The supervisor is frustrated – in his mind, he has done everything right to manage his team to a successful outcome. He carefully explained the task at hand and its deadline for completion, how it was supposed to get done (and by whom), and outlined the expected results.
He has monitored the resulting team activity and provided useful feedback.
And yet, the outcome was less than what he expected. What went wrong?
It’s one of those situations that can drive leaders crazy. I know, because it’s happened to me.
There’s a missing element here, and it’s about a question that needs to be answered – even before anybody asks.
Look again at my example above. The supervisor had answered four questions for his team – “What?”, “When?“, “How?”, and “Who?”
What was missing was the answer to “Why?”

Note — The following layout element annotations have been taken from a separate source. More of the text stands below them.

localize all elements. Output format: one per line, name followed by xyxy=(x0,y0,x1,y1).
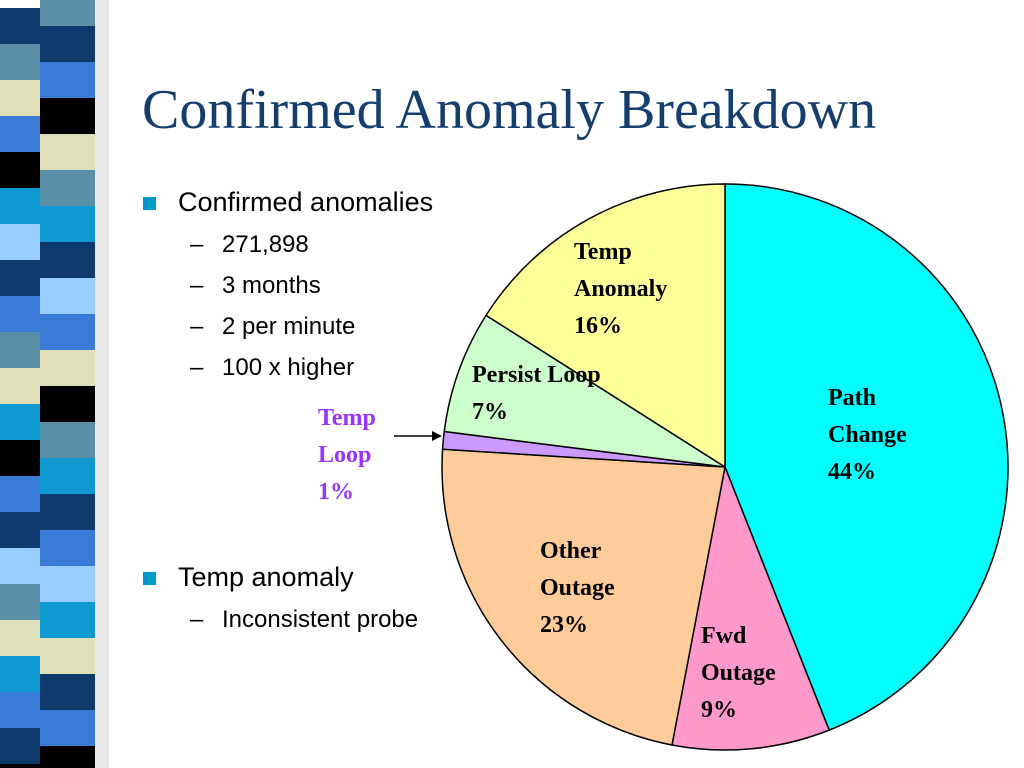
stripe-block xyxy=(0,404,40,440)
stripe-block xyxy=(40,746,95,768)
sub-bullet: 271,898 xyxy=(190,231,309,259)
slice-name: Fwd Outage xyxy=(701,623,776,686)
slice-name: Other Outage xyxy=(540,538,615,601)
slice-name: Persist Loop xyxy=(472,362,601,388)
stripe-block xyxy=(0,440,40,476)
stripe-block xyxy=(0,764,40,768)
stripe-block xyxy=(40,314,95,350)
stripe-block xyxy=(0,368,40,404)
slice-name: Temp Anomaly xyxy=(574,239,668,302)
bullet-text: Confirmed anomalies xyxy=(178,187,434,217)
sub-bullet: 3 months xyxy=(190,272,321,300)
bullet-text: Temp anomaly xyxy=(178,562,354,592)
stripe-block xyxy=(0,512,40,548)
stripe-block xyxy=(0,332,40,368)
stripe-block xyxy=(40,26,95,62)
stripe-block xyxy=(40,242,95,278)
stripe-block xyxy=(0,44,40,80)
slice-label: Temp Loop 1% xyxy=(318,400,398,511)
pie-slice xyxy=(443,314,726,468)
slice-value-label: 7% xyxy=(472,399,508,425)
stripe-block xyxy=(40,350,95,386)
sub-bullet: 100 x higher xyxy=(190,354,354,382)
slice-value-label: 23% xyxy=(540,612,588,638)
slide-title: Confirmed Anomaly Breakdown xyxy=(142,79,877,141)
slice-label: Other Outage 23% xyxy=(540,533,650,644)
stripe-block xyxy=(40,0,95,26)
slice-label: Temp Anomaly 16% xyxy=(574,234,704,345)
stripe-shadow xyxy=(95,0,109,768)
stripe-block xyxy=(0,620,40,656)
sub-bullet-text: Inconsistent probe xyxy=(222,606,419,633)
stripe-block xyxy=(40,494,95,530)
bullet: Confirmed anomalies xyxy=(143,187,433,218)
leader-arrow xyxy=(432,431,442,441)
stripe-block xyxy=(0,80,40,116)
stripe-block xyxy=(40,98,95,134)
stripe-block xyxy=(0,260,40,296)
slice-value-label: 9% xyxy=(701,697,737,723)
stripe-block xyxy=(0,116,40,152)
stripe-block xyxy=(40,134,95,170)
sub-bullet: 2 per minute xyxy=(190,313,355,341)
pie-slice xyxy=(485,183,726,469)
pie-slice xyxy=(671,464,831,751)
stripe-block xyxy=(0,296,40,332)
slice-label: Persist Loop 7% xyxy=(472,357,602,431)
slice-label: Fwd Outage 9% xyxy=(701,618,811,729)
stripe-block xyxy=(40,170,95,206)
stripe-block xyxy=(40,458,95,494)
stripe-block xyxy=(40,530,95,566)
slice-name: Path Change xyxy=(828,385,907,448)
stripe-block xyxy=(40,278,95,314)
stripe-block xyxy=(40,62,95,98)
stripe-block xyxy=(0,728,40,764)
stripe-block xyxy=(40,674,95,710)
stripe-block xyxy=(0,692,40,728)
sub-bullet-text: 271,898 xyxy=(222,231,309,258)
slice-value-label: 1% xyxy=(318,479,354,505)
sub-bullet-text: 100 x higher xyxy=(222,354,355,381)
slice-value-label: 44% xyxy=(828,459,876,485)
stripe-block xyxy=(40,386,95,422)
sub-bullet-text: 2 per minute xyxy=(222,313,356,340)
pie-slice xyxy=(441,448,726,746)
stripe-block xyxy=(0,8,40,44)
slice-value-label: 16% xyxy=(574,313,622,339)
stripe-block xyxy=(40,710,95,746)
stripe-block xyxy=(0,584,40,620)
stripe-block xyxy=(0,224,40,260)
stripe-block xyxy=(0,476,40,512)
sub-bullet: Inconsistent probe xyxy=(190,606,418,634)
stripe-block xyxy=(40,566,95,602)
stripe-block xyxy=(40,206,95,242)
stripe-block xyxy=(40,422,95,458)
stripe-block xyxy=(0,548,40,584)
stripe-block xyxy=(40,602,95,638)
stripe-block xyxy=(40,638,95,674)
bullet: Temp anomaly xyxy=(143,562,354,593)
stripe-block xyxy=(0,656,40,692)
stripe-block xyxy=(0,152,40,188)
slice-label: Path Change 44% xyxy=(828,380,948,491)
pie-slice xyxy=(724,183,1009,732)
stripe-block xyxy=(0,188,40,224)
slice-name: Temp Loop xyxy=(318,405,376,468)
sub-bullet-text: 3 months xyxy=(222,272,321,299)
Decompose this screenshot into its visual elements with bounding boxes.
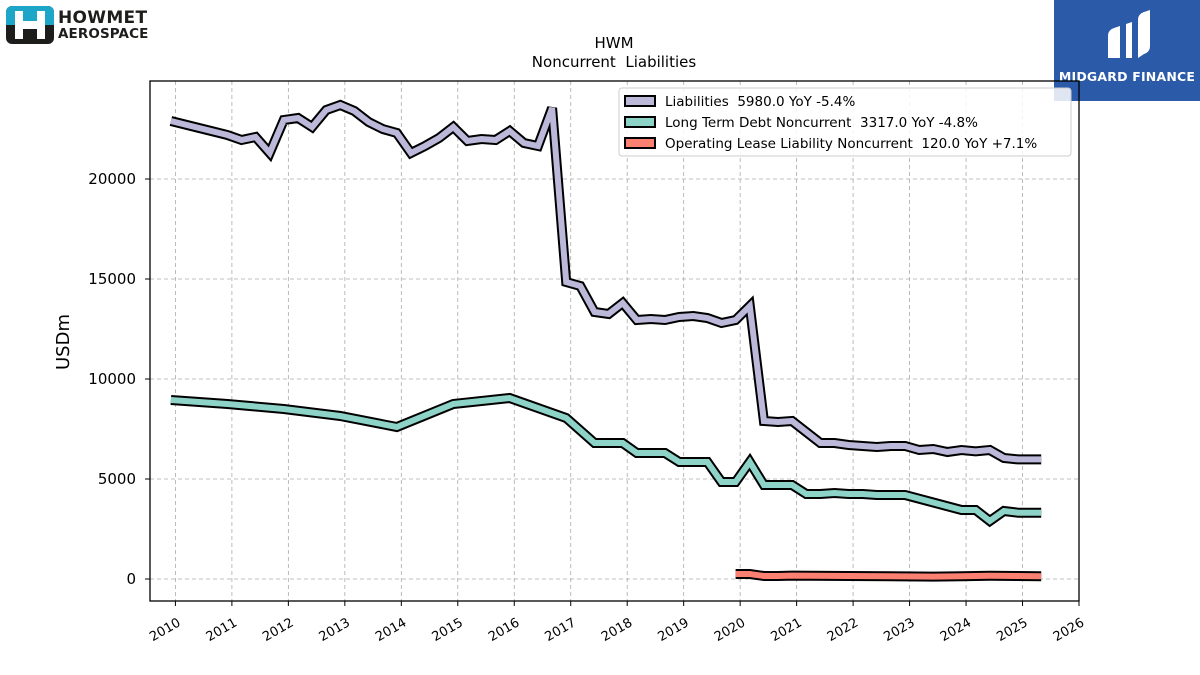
legend-swatch: [624, 137, 656, 149]
y-tick-label: 0: [126, 570, 136, 588]
x-tick-label: 2019: [656, 615, 692, 645]
y-tick-label: 15000: [88, 270, 136, 288]
y-tick-label: 5000: [98, 470, 136, 488]
series-layer: [169, 99, 1042, 582]
series-fill: [170, 394, 1042, 525]
x-tick-label: 2014: [373, 615, 409, 645]
x-tick-label: 2024: [938, 615, 974, 645]
plot-frame: [149, 80, 1080, 602]
series-line-0: [169, 99, 1042, 465]
howmet-logo: HOWMET AEROSPACE: [6, 6, 176, 46]
chart-subtitle: Noncurrent Liabilities: [532, 53, 697, 71]
x-tick-label: 2013: [317, 615, 353, 645]
x-tick-label: 2025: [994, 615, 1030, 645]
grid: [150, 81, 1080, 601]
howmet-logo-line2: AEROSPACE: [58, 26, 149, 42]
x-tick-label: 2022: [825, 615, 861, 645]
x-tick-label: 2010: [147, 615, 183, 645]
x-tick-label: 2018: [599, 615, 635, 645]
x-tick-label: 2011: [204, 615, 240, 645]
midgard-logo-text: MIDGARD FINANCE: [1058, 69, 1196, 84]
x-tick-label: 2012: [260, 615, 296, 645]
x-tick-label: 2020: [712, 615, 748, 645]
legend-label: Long Term Debt Noncurrent 3317.0 YoY -4.…: [665, 115, 978, 131]
x-tick-label: 2016: [486, 615, 522, 645]
x-tick-label: 2026: [1051, 615, 1087, 645]
legend-swatch: [624, 116, 656, 128]
series-fill: [170, 101, 1042, 463]
legend-label: Operating Lease Liability Noncurrent 120…: [665, 136, 1037, 152]
legend-box: [618, 87, 1072, 157]
chart-title: HWM: [594, 34, 633, 52]
x-tick-label: 2017: [543, 615, 579, 645]
legend: Liabilities 5980.0 YoY -5.4% Long Term De…: [618, 87, 1072, 157]
x-tick-label: 2015: [430, 615, 466, 645]
howmet-logo-icon: [6, 6, 54, 44]
legend-item-0: Liabilities 5980.0 YoY -5.4%: [624, 94, 855, 110]
y-tick-label: 20000: [88, 170, 136, 188]
y-tick-label: 10000: [88, 370, 136, 388]
howmet-logo-line1: HOWMET: [58, 8, 148, 28]
series-outline: [170, 392, 1042, 528]
legend-item-2: Operating Lease Liability Noncurrent 120…: [624, 136, 1037, 152]
midgard-finance-logo: MIDGARD FINANCE: [1054, 0, 1200, 101]
series-fill: [735, 571, 1042, 580]
x-tick-label: 2023: [881, 615, 917, 645]
legend-swatch: [624, 95, 656, 107]
series-line-1: [170, 392, 1042, 528]
legend-label: Liabilities 5980.0 YoY -5.4%: [665, 94, 855, 110]
x-tick-label: 2021: [768, 615, 804, 645]
midgard-logo-icon: [1108, 10, 1150, 58]
series-line-2: [735, 569, 1042, 582]
y-axis-label: USDm: [53, 314, 74, 370]
legend-item-1: Long Term Debt Noncurrent 3317.0 YoY -4.…: [624, 115, 978, 131]
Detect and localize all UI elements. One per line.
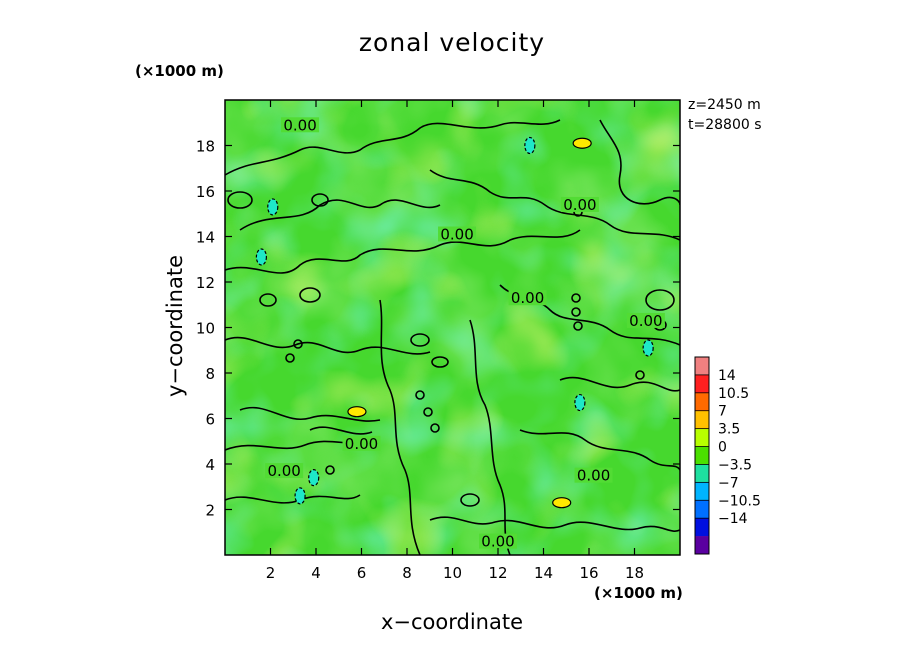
y-tick-label: 2 — [205, 502, 215, 520]
contour-label: 0.00 — [481, 533, 514, 551]
contour-label: 0.00 — [629, 312, 662, 330]
zero-contours — [225, 119, 680, 555]
negative-extremum — [308, 469, 320, 487]
x-tick-label: 14 — [534, 564, 553, 582]
contour-label: 0.00 — [283, 116, 316, 134]
x-tick-label: 16 — [579, 564, 598, 582]
colorbar-swatch — [695, 518, 709, 537]
y-tick-label: 4 — [205, 456, 215, 474]
contour-label-bg — [560, 196, 599, 212]
colorbar: 14 10.5 7 3.5 0−3.5 −7 −10.5 −14 — [694, 356, 761, 555]
y-tick-label: 10 — [196, 320, 215, 338]
x-tick-label: 8 — [402, 564, 412, 582]
heatmap-warm-regions — [225, 100, 680, 555]
y-tick-label: 8 — [205, 365, 215, 383]
y-axis-ticks: 2 4 6 8 10 12 14 16 18 — [196, 138, 680, 520]
x-axis-label: x−coordinate — [380, 610, 524, 634]
positive-extremum — [572, 137, 592, 149]
info-z-level: z=2450 m — [688, 97, 761, 113]
colorbar-swatch — [695, 357, 709, 376]
colorbar-swatch — [695, 410, 709, 429]
colorbar-swatch — [695, 482, 709, 501]
contour-label: 0.00 — [577, 467, 610, 485]
x-axis-ticks: 2 4 6 8 10 12 14 16 18 — [266, 100, 644, 582]
x-axis-unit: (×1000 m) — [594, 584, 683, 602]
colorbar-swatch — [695, 536, 709, 555]
y-axis-unit: (×1000 m) — [135, 62, 224, 80]
negative-extremum — [524, 136, 536, 155]
colorbar-label: −10.5 — [718, 493, 761, 509]
colorbar-label: −14 — [718, 511, 748, 527]
contour-label: 0.00 — [345, 435, 378, 453]
contour-label-bg — [281, 117, 320, 133]
positive-extremum — [552, 497, 572, 509]
negative-extremum — [267, 198, 279, 216]
contour-label-bg — [479, 533, 517, 549]
contour-label-bg — [438, 226, 477, 242]
contour-label: 0.00 — [511, 289, 544, 307]
x-tick-label: 4 — [311, 564, 321, 582]
y-tick-label: 18 — [196, 138, 215, 156]
colorbar-swatch — [695, 392, 709, 412]
y-tick-label: 12 — [196, 274, 215, 292]
colorbar-frame — [694, 356, 710, 555]
x-tick-label: 6 — [357, 564, 367, 582]
contour-label-bg — [342, 435, 381, 451]
colorbar-label: −3.5 — [718, 457, 752, 473]
positive-extremum — [347, 406, 367, 418]
colorbar-swatch — [695, 374, 709, 394]
contour-label-bg — [574, 467, 613, 483]
negative-extremum — [642, 339, 654, 357]
y-tick-label: 16 — [196, 183, 215, 201]
colorbar-label: 7 — [718, 404, 727, 420]
contour-label-bg — [626, 312, 665, 328]
y-tick-label: 6 — [205, 411, 215, 429]
colorbar-swatch — [695, 428, 709, 447]
contour-label: 0.00 — [267, 462, 300, 480]
contour-labels: 0.00 0.00 0.00 0.00 0.00 0.00 0.00 0.00 0.00 — [265, 116, 665, 551]
negative-extremum — [294, 487, 306, 505]
negative-extremum — [255, 248, 267, 266]
colorbar-label: 10.5 — [718, 386, 749, 402]
contour-label-bg — [508, 290, 547, 306]
y-tick-label: 14 — [196, 229, 215, 247]
contour-label: 0.00 — [563, 196, 596, 214]
x-tick-label: 12 — [488, 564, 507, 582]
contour-label-bg — [265, 463, 304, 479]
colorbar-label: −7 — [718, 475, 739, 491]
colorbar-label: 3.5 — [718, 422, 740, 438]
extrema-features — [255, 136, 654, 509]
chart-title: zonal velocity — [358, 28, 546, 57]
colorbar-swatch — [695, 446, 709, 465]
x-tick-label: 10 — [443, 564, 462, 582]
negative-extremum — [574, 393, 586, 412]
x-tick-label: 2 — [266, 564, 276, 582]
colorbar-label: 14 — [718, 368, 736, 384]
x-tick-label: 18 — [625, 564, 644, 582]
contour-label: 0.00 — [440, 226, 473, 244]
colorbar-swatch — [695, 500, 709, 519]
info-time: t=28800 s — [688, 117, 762, 133]
colorbar-swatch — [695, 464, 709, 483]
colorbar-label: 0 — [718, 440, 727, 456]
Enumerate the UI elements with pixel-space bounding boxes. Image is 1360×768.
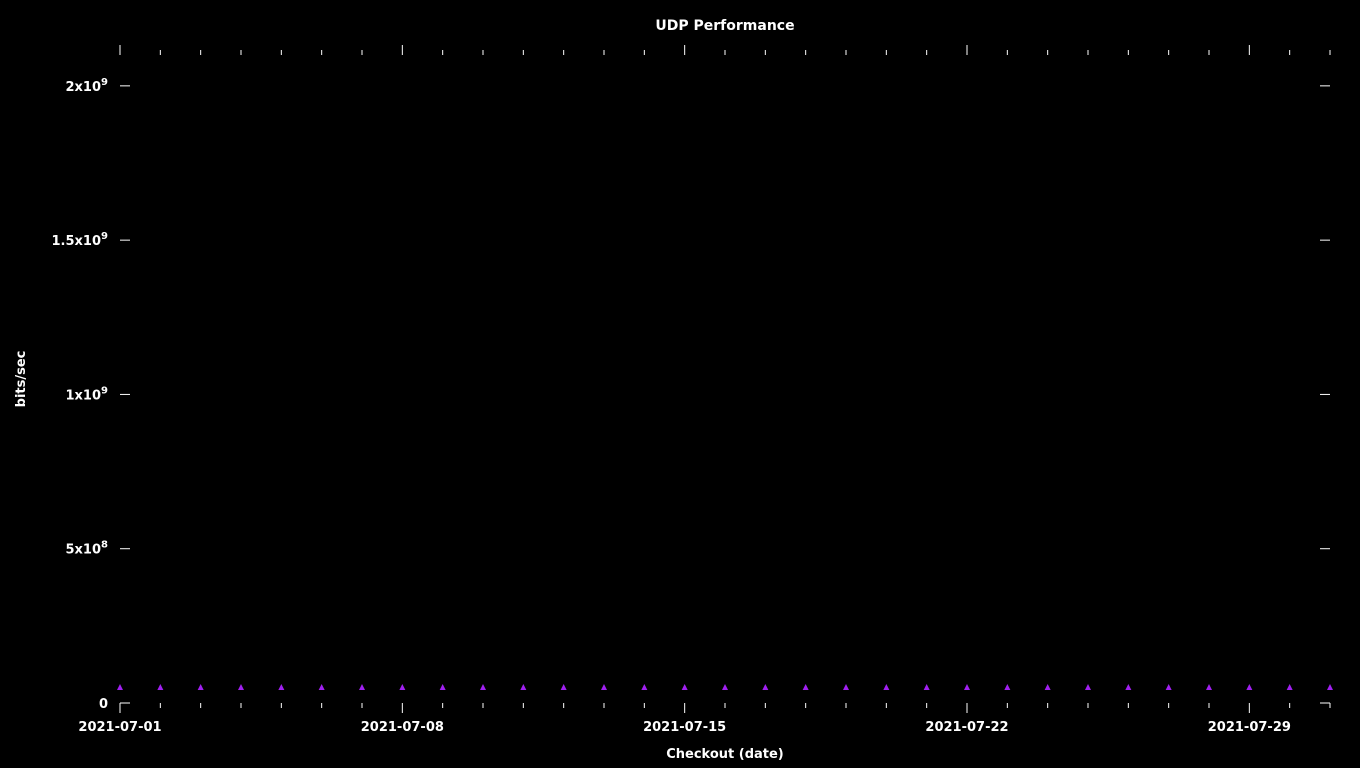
data-point: [682, 684, 688, 690]
x-tick-label: 2021-07-15: [643, 720, 726, 735]
data-point: [601, 684, 607, 690]
udp-performance-chart: UDP Performance bits/sec Checkout (date) 0 5…: [0, 0, 1360, 768]
data-point: [399, 684, 405, 690]
data-point: [520, 684, 526, 690]
y-tick-label: 1.5x109: [52, 231, 109, 249]
y-tick-label: 2x109: [66, 77, 109, 95]
data-point: [278, 684, 284, 690]
data-point: [843, 684, 849, 690]
data-point: [641, 684, 647, 690]
data-point: [1004, 684, 1010, 690]
data-point: [198, 684, 204, 690]
data-point: [1246, 684, 1252, 690]
data-point: [722, 684, 728, 690]
data-point: [440, 684, 446, 690]
y-tick-label: 1x109: [66, 385, 109, 403]
data-point: [1085, 684, 1091, 690]
data-point: [238, 684, 244, 690]
x-tick-label: 2021-07-01: [78, 720, 161, 735]
data-point: [359, 684, 365, 690]
data-point: [762, 684, 768, 690]
data-point: [561, 684, 567, 690]
data-point: [1166, 684, 1172, 690]
data-point: [924, 684, 930, 690]
data-point: [803, 684, 809, 690]
data-point: [1327, 684, 1333, 690]
y-tick-label: 5x108: [66, 540, 109, 558]
y-axis-label: bits/sec: [14, 351, 29, 408]
chart-title: UDP Performance: [655, 18, 794, 34]
data-point: [117, 684, 123, 690]
data-point: [1206, 684, 1212, 690]
data-point: [480, 684, 486, 690]
x-tick-label: 2021-07-22: [925, 720, 1008, 735]
data-point: [964, 684, 970, 690]
x-axis-label: Checkout (date): [666, 747, 784, 762]
data-point: [157, 684, 163, 690]
y-tick-label: 0: [99, 697, 108, 712]
x-tick-label: 2021-07-08: [361, 720, 444, 735]
data-point: [883, 684, 889, 690]
data-point: [1287, 684, 1293, 690]
data-point: [1125, 684, 1131, 690]
data-point: [1045, 684, 1051, 690]
data-point: [319, 684, 325, 690]
x-tick-label: 2021-07-29: [1208, 720, 1291, 735]
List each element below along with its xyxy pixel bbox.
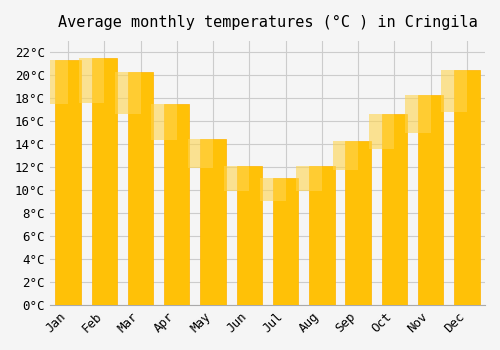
Bar	[346, 141, 371, 305]
Bar	[92, 58, 117, 305]
Bar	[56, 61, 80, 305]
Bar	[382, 114, 407, 305]
Bar	[164, 104, 190, 305]
Bar	[405, 95, 430, 133]
Bar	[188, 139, 213, 168]
Bar	[79, 58, 104, 103]
Bar	[200, 139, 226, 305]
Bar	[152, 104, 177, 140]
Title: Average monthly temperatures (°C ) in Cringila: Average monthly temperatures (°C ) in Cr…	[58, 15, 478, 30]
Bar	[260, 177, 285, 201]
Bar	[369, 114, 394, 149]
Bar	[42, 61, 68, 104]
Bar	[418, 95, 444, 305]
Bar	[273, 177, 298, 305]
Bar	[224, 166, 250, 191]
Bar	[115, 72, 140, 114]
Bar	[454, 70, 479, 305]
Bar	[236, 166, 262, 305]
Bar	[332, 141, 358, 170]
Bar	[309, 166, 334, 305]
Bar	[296, 166, 322, 191]
Bar	[128, 72, 153, 305]
Bar	[442, 70, 467, 112]
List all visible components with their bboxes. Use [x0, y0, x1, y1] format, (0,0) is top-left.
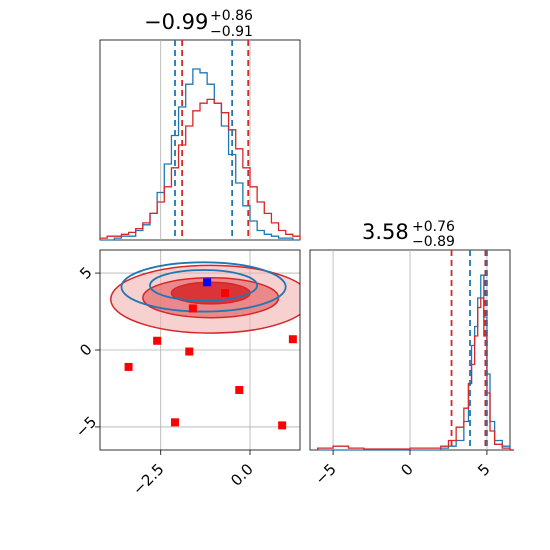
y-tick-label: −5 — [72, 413, 100, 441]
blue-contour-level — [120, 261, 287, 313]
red-marker — [288, 335, 297, 344]
scatter-points — [124, 278, 297, 430]
panel-param2-histogram: −5 0 5 — [309, 249, 514, 488]
red-marker — [235, 386, 244, 394]
panel-frame — [99, 39, 301, 241]
quantile-lines — [450, 250, 488, 450]
y-axis-ticks: 5 0 −5 — [72, 263, 100, 441]
histogram-blue — [100, 68, 300, 241]
y-tick-label: 5 — [76, 263, 95, 282]
y-tick-label: 0 — [76, 340, 95, 359]
x-tick-label: −5 — [312, 460, 340, 488]
red-marker — [153, 336, 162, 345]
red-marker — [221, 289, 229, 298]
histogram-red — [99, 98, 301, 240]
x-tick-label: 0 — [397, 460, 416, 479]
red-marker — [185, 347, 194, 356]
param2-title-upper: +0.76 — [412, 219, 455, 235]
param1-title-upper: +0.86 — [210, 8, 253, 24]
blue-contours — [120, 261, 287, 313]
histogram-red — [317, 297, 514, 451]
x-tick-label: 5 — [474, 460, 493, 479]
histogram-series — [317, 274, 514, 451]
histogram-series — [99, 68, 301, 241]
param1-title-lower: −0.91 — [210, 24, 253, 40]
red-marker — [171, 418, 179, 427]
red-marker — [124, 362, 133, 371]
panel-joint-scatter: −2.5 0.0 5 0 −5 — [72, 249, 301, 499]
param2-title-lower: −0.89 — [412, 234, 455, 250]
blue-contour-level — [149, 269, 259, 302]
x-axis-ticks: −5 0 5 — [312, 450, 494, 488]
x-tick-label: −2.5 — [129, 460, 167, 498]
quantile-lines — [174, 40, 250, 240]
x-tick-label: 0.0 — [227, 460, 257, 490]
panel-param1-histogram — [99, 39, 301, 241]
param1-title-value: −0.99 — [144, 10, 208, 34]
param2-title-value: 3.58 — [362, 220, 409, 244]
x-axis-ticks: −2.5 0.0 — [129, 450, 257, 499]
red-contours — [109, 264, 300, 334]
red-marker — [278, 421, 287, 430]
red-marker — [188, 304, 197, 313]
blue-marker — [203, 278, 212, 287]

Put another way, it’s placing the desired result in the proper context for each team member, as well as explaining the importance of each person’s role in achieving that result.
In my experience I have found that it is well worth your time to sit down with your team and get those “Why” answers on the table, and make sure they are understood. You cannot assume that they know these answers – even if they don’t ask the questions.
Granted, this can be a time consuming exercise, especially when there are tight deadlines. There’s typically a strong temptation to just step on the accelerator and get the bus moving. But successful leaders must resist that temptation.
It’s really a matter of giving meaning to the work that each person does, which leads to happier, more motivated, and more productive teammates.
Here’s a specific example. A few years ago my company started tracking a customer service metric, based on specific customer feedback. When we first started we more or less just “put it out there”, explaining the mechanics of the metric, the way it was compiled and scored, and setting a company goal.
The metric performed reasonably well, but hit a plateau short of the goal. We eventually determined that the way to push it past this barrier was to spend a lot more time with our customer facing staff explaining the “whys”; why this measurement was important to the success of the company, and why their specific actions could make a difference in moving the number higher. We had these sessions multiple times over the course of a year.
Since that time, and with these “why” answers more clearly understood, our scores eventually exceeded our goal, and they continue to rise to greater heights to this day. And our employee satisfaction scores have also gone up.
So remember, don’t forget the “why” – and keep your sanity.